Quem não tem namorado é alguém que tirou férias remuneradas de si mesmo. Namorado é a mais difícil das conquistas. Difícil porque namorado de verdade é muito raro. Necessita de adivinhação, de pele, saliva, lágrima, nuvem, quindim, brisa ou filosofia. Paquera, gabira, flerte, caso, transa, envolvimento, até paixão é fácil. Mas namorado mesmo é muito difícil.

Namorado não precisa ser o mais bonito, mas ser aquele a quem se quer proteger e quando se chega ao lado dele a gente treme, sua frio, e quase desmaia pedindo proteção. A proteção dele não precisa ser parruda ou bandoleira: basta um olhar de compreensão ou mesmo de aflição.

Quem não tem namorado não é quem não tem amor: é quem não sabe o gosto de namorar. Se você tem três pretendentes, dois paqueras, um envolvimento, dois amantes e um esposo; mesmo assim pode não ter nenhum namorado. Não tem namorado quem não sabe o gosto da chuva, cinema, sessão das duas, medo do pai, sanduíche da padaria ou drible no trabalho.

Não tem namorado quem transa sem carinho, quem se acaricia sem vontade de virar lagartixa e quem ama sem alegria.

Não tem namorado quem faz pactos de amor apenas com a infelicidade. Namorar é fazer pactos com a felicidade, ainda que rápida, escondida, fugidia ou impossível de curar.

Não tem namorado quem não sabe dar o valor de mãos dadas, de carinho escondido na hora que passa o filme, da flor catada no muro e entregue de repente, de poesia de Fernando Pessoa, Vinícius de Moraes ou Chico Buarque, lida bem devagar, de gargalhada quando fala junto ou descobre a meia rasgada, de ânsia enorme de viajar junto para a Escócia, ou mesmo de metrô, bonde, nuvem, cavalo, tapete mágico ou foguete interplanetário.

Não tem namorado quem não gosta de dormir, fazer sesta abraçado, fazer compra junto.
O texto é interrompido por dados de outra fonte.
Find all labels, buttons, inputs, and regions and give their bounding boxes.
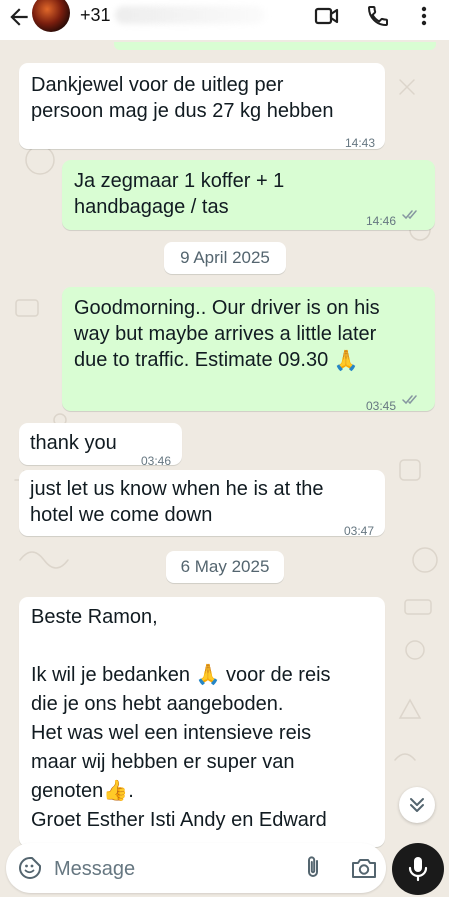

Não tem namorado quem não gosta de falar do próprio amor nem de ficar horas e horas olhando o mistério do outro dentro dos olhos dele; abobalhados de alegria pela lucidez do amor.

Não tem namorado quem não redescobre a criança e a do amado e vai com ela a parques, fliperamas, beira d'água, show do Milton Nascimento, bosques enluarados, ruas de sonhos ou musical da Metro.
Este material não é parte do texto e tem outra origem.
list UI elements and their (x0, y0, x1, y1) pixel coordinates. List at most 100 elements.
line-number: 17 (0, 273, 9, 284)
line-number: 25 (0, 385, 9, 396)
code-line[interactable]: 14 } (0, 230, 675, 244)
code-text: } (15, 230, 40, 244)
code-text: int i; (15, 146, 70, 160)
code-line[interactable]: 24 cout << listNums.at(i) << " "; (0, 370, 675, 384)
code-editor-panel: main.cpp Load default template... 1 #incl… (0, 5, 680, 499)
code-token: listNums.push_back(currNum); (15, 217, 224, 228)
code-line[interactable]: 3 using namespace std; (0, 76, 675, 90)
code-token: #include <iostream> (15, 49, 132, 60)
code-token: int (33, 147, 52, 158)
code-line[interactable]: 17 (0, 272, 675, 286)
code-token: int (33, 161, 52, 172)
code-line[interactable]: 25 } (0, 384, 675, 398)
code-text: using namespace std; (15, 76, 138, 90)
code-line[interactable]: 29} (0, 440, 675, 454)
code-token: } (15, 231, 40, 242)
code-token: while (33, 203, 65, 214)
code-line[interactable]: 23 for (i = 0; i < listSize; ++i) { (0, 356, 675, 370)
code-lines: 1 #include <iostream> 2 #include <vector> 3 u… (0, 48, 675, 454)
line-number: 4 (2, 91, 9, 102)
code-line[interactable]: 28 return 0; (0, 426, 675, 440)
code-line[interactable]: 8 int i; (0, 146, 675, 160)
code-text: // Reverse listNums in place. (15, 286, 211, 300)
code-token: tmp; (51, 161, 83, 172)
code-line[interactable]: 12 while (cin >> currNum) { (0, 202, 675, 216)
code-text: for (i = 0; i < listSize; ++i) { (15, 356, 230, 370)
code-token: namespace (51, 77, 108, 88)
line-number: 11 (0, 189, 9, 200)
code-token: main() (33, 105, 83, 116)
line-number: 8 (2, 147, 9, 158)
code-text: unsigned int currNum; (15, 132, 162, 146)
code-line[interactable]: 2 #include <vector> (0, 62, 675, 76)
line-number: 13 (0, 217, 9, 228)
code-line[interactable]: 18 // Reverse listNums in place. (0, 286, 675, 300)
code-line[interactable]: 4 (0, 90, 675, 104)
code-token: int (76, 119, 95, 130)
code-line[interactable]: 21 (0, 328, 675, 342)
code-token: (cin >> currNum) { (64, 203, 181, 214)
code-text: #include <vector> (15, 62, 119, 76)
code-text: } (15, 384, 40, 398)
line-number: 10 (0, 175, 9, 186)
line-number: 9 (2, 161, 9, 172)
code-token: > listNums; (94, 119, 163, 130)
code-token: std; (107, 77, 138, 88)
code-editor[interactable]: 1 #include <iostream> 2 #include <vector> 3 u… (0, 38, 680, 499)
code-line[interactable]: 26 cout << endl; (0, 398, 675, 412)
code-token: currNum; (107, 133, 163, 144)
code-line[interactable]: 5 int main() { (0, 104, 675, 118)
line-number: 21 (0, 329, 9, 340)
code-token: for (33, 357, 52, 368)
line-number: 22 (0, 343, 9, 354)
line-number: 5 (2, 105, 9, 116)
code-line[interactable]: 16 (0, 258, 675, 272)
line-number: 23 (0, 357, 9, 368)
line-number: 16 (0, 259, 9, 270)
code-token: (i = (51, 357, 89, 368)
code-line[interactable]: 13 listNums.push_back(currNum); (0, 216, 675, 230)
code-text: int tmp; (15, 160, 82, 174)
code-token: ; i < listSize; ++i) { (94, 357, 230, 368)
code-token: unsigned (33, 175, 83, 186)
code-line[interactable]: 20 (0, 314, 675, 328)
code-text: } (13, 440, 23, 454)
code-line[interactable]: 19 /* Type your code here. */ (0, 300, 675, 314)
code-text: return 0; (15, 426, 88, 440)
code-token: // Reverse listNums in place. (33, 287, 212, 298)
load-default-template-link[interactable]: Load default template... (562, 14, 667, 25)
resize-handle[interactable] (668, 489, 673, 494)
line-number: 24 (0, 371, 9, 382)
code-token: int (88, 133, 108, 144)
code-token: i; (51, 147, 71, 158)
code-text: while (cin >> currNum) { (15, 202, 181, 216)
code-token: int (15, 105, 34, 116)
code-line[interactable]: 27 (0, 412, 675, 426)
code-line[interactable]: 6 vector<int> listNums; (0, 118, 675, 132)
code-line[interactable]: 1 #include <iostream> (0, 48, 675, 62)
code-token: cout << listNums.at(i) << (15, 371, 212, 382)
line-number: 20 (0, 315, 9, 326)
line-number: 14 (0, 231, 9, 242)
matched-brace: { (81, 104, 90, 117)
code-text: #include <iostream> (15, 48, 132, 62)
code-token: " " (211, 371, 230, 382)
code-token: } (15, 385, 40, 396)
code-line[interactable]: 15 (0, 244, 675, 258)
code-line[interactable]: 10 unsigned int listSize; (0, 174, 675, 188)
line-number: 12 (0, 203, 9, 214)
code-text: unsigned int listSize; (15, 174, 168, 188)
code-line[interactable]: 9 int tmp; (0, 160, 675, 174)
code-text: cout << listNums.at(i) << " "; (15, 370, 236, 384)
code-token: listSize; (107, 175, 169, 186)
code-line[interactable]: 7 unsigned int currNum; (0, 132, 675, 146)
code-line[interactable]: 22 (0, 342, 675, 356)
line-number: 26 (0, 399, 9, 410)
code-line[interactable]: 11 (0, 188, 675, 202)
Não tem namorado quem não tem música secreta com ele, quem não dedica livros, quem não recorta artigos, quem não se chateia com o fato de seu bem ser paquerado. Não tem namorado quem ama sem gostar; quem gosta sem curtir quem curte sem aprofundar. Não tem namorado quem nunca sentiu o gosto de ser lembrado de repente no fim de semana, na madrugada ou meio-dia do dia de sol em plena praia cheia de rivais.

Não tem namorado quem ama sem se dedicar, quem namora sem brincar, quem vive cheio de obrigações; quem faz sexo sem esperar o outro ir junto com ele.

Não tem namorado que confunde solidão com ficar sozinho e em paz. Não tem namorado quem não fala sozinho, não ri de si mesmo e quem tem medo de ser afetivo.

Se você não tem namorado porque não descobriu que o amor é alegre e você vive pesando 200Kg de grilos e de medos. Ponha a saia mais leve, aquela de chita, e passeie de mãos dadas com o ar. Enfeite-se com margaridas e ternuras e escove a alma com leves fricções de esperança. De alma escovada e coração estouvado, saia do quintal de si mesma e descubra o próprio jardim.

Acorde com gosto de caqui e sorria lírios para quem passe debaixo de sua janela. Ponha intenção de quermesse em seus olhos e beba licor de contos de fada. Ande como se o chão estivesse repleto de sons de flauta e do céu descesse uma névoa de borboletas, cada qual trazendo uma pérola falante a dizer frases sutis e palavras de galanteio.

Se você não tem namorado é porque não enlouqueceu aquele pouquinho necessário para fazer a vida parar e, de repente, parecer que faz sentido.